Somatic symptom disorder is characterized by various bodily complaints that are not associated with organic changes and cannot be attributed to a disease. Although stressful life events (eg, loss of a loved one, children leaving home, financial hardships) often precipitate symptom onset, cytokines such as interferon, tumor necrosis factor, and cerebral asymmetry may also play a role, noted Bhimanadham and Ali. They reported prevalence of somatic symptom disorder tends to decrease after age 65 years, with rates range from 11% to 21% in younger patients, 10% to 20% in middle-aged patients, and 1.5% to 13% in older patients.
To illustrate the complexity of the disorder, Bhimanadham and Ali shared the case of a man aged 62 years with a history of anxiety and unspecified depression who voluntarily presented to the emergency department.
Upon presentation, the patient complained of generalized body aches, burning sensation, numbness of the forehead and face, all of which he noted began 2 years prior and after he took an herbal supplement for osteoarthritis. Based on research on the internet, the patient further believed he developed lead poisoning as a result. The patient appeared anxious, and he demanded that staff admit him and perform a number of diagnostic tests.
Results of basic tests found complete blood count, serum chemistry, and bronchoalveolar lavage within normal limits. Urinalysis analysis and SARS-CoV-2 test were also negative. After further investigation, it was learned that the patient received a diagnosis of somatoform disorder in 2013 and was hospitalized in January 2021 with similar complaints. At that time, he underwent numerous diagnostic tests, including EEG, electromyography, spinal tap, CT of his head, and 25 MRIs of the brain, all of which were nonsignificant.

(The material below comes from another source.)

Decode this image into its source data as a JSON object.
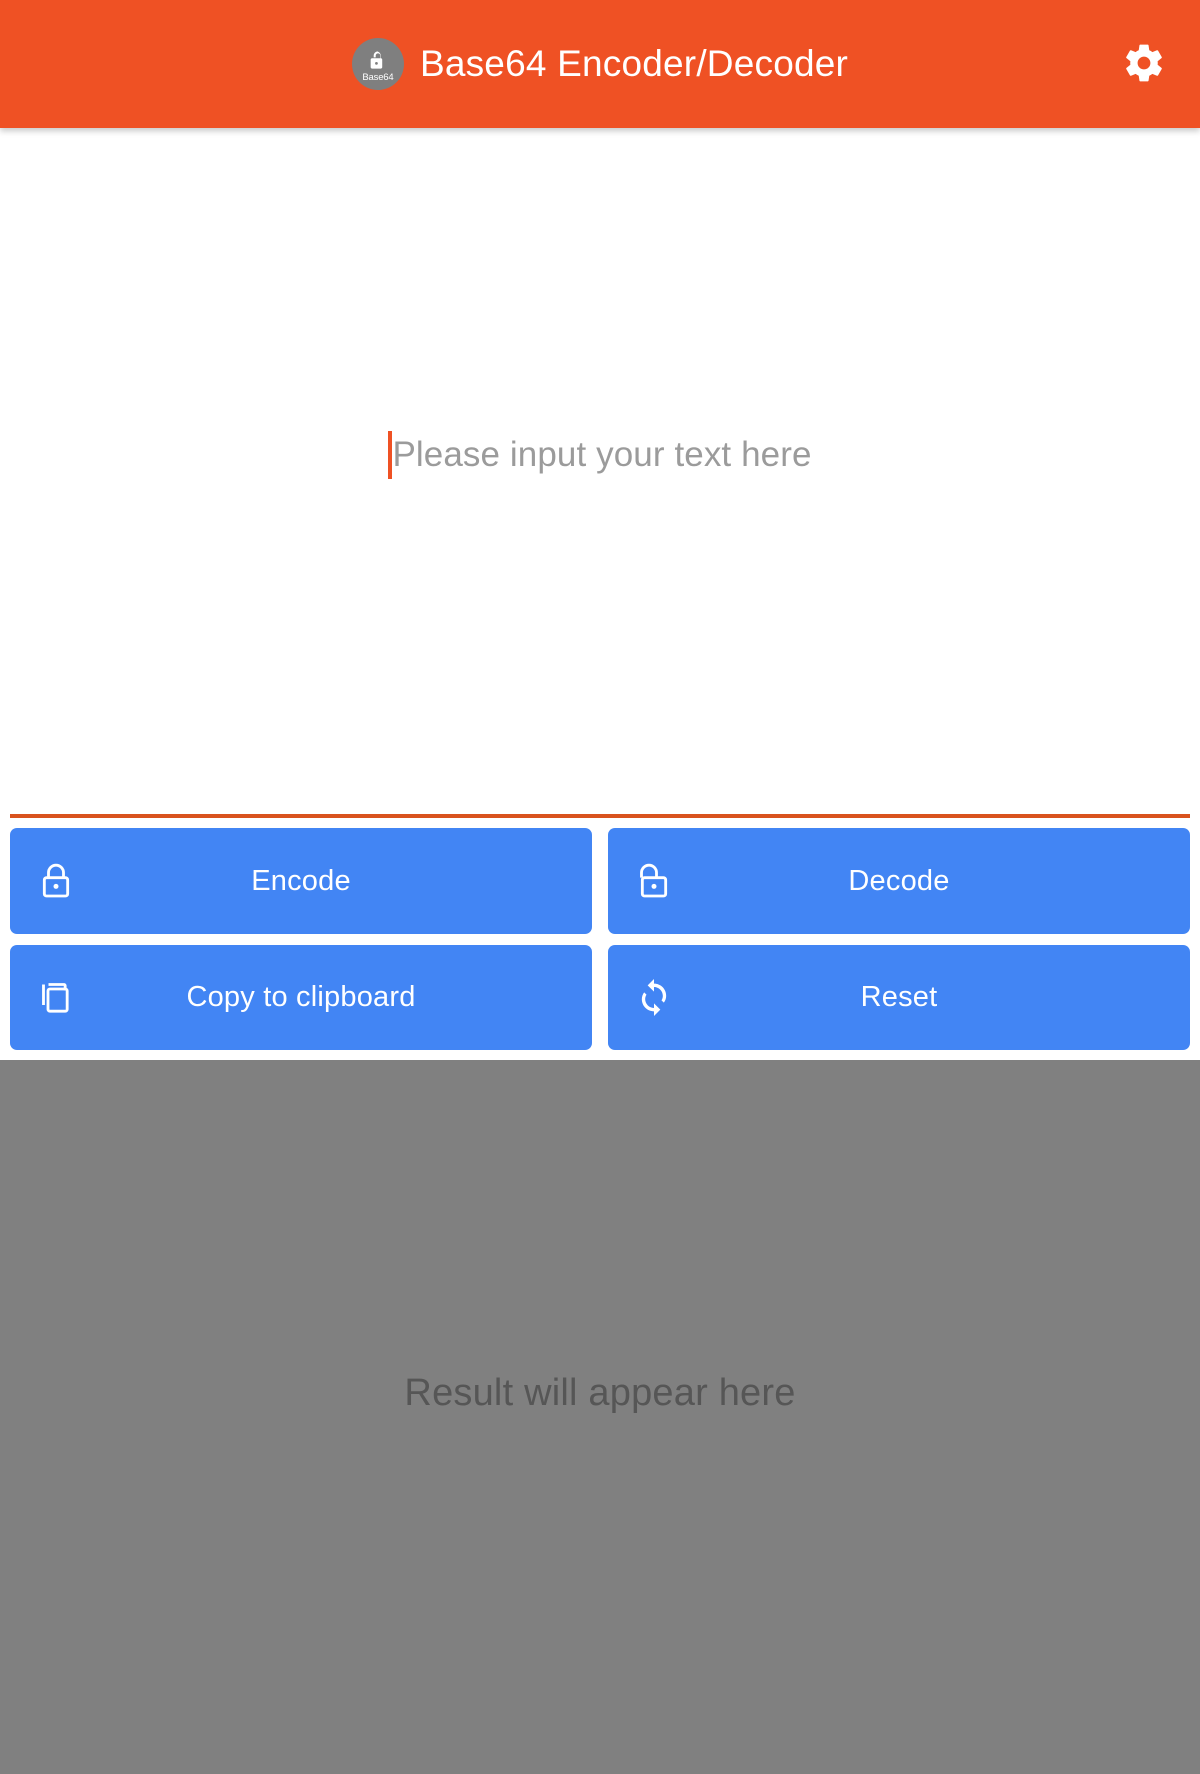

During the evaluation, the patient noted his daughter had moved out of the house, around the same time the symptoms first appeared. His demeanor changed when discussing his daughter, with sad affect noted.
In terms of treatment, trials of venlafaxine, lurasidone, paliperidone, duloxetine, mirtazapine, clomipramine, quetiapine, risperidone, and fluvoxamine were used. Unfortunately, there were issues with adherence, so the efficacy of the various regimens was unknown. However, the patient’s condition stabilized, and he was discharged after a thorough evaluation.
“Phase of life problems could also contribute to somatic symptom disorder due to lack of coping strategies to manage stress, life changing situations, or to face the expected physiological changes and cognitive decline that are part of normal aging process,” Ali said in the poster presentation. She added, “We know that primary care physicians, psychiatrists, and neurologists encounter most of the cases, where 20% to 60% of outpatient visits constitute of medically unexplained symptoms.”
“The concept of mind-body dualism might pose a challenge in early identification of the condition and subsequently lead to frequent hospital visits, numerous diagnostic tests, and an overall increase in health care costs and patient dissatisfaction,” Ali reported. With that in mind, Ali emphasized the importance of inquiring about risk factors such as social and psychological stressors to assist in identifying somatic symptom disorder. She also suggested the use of PHQ-15 in clinical practice, especially in primary care settings, as an effective screening tool.
“Management should be focused on establishing a strong patient provider relationship, combining psychotherapy and pharmacotherapy to improve outcomes and, ultimately, patient's quality of life,” she concluded.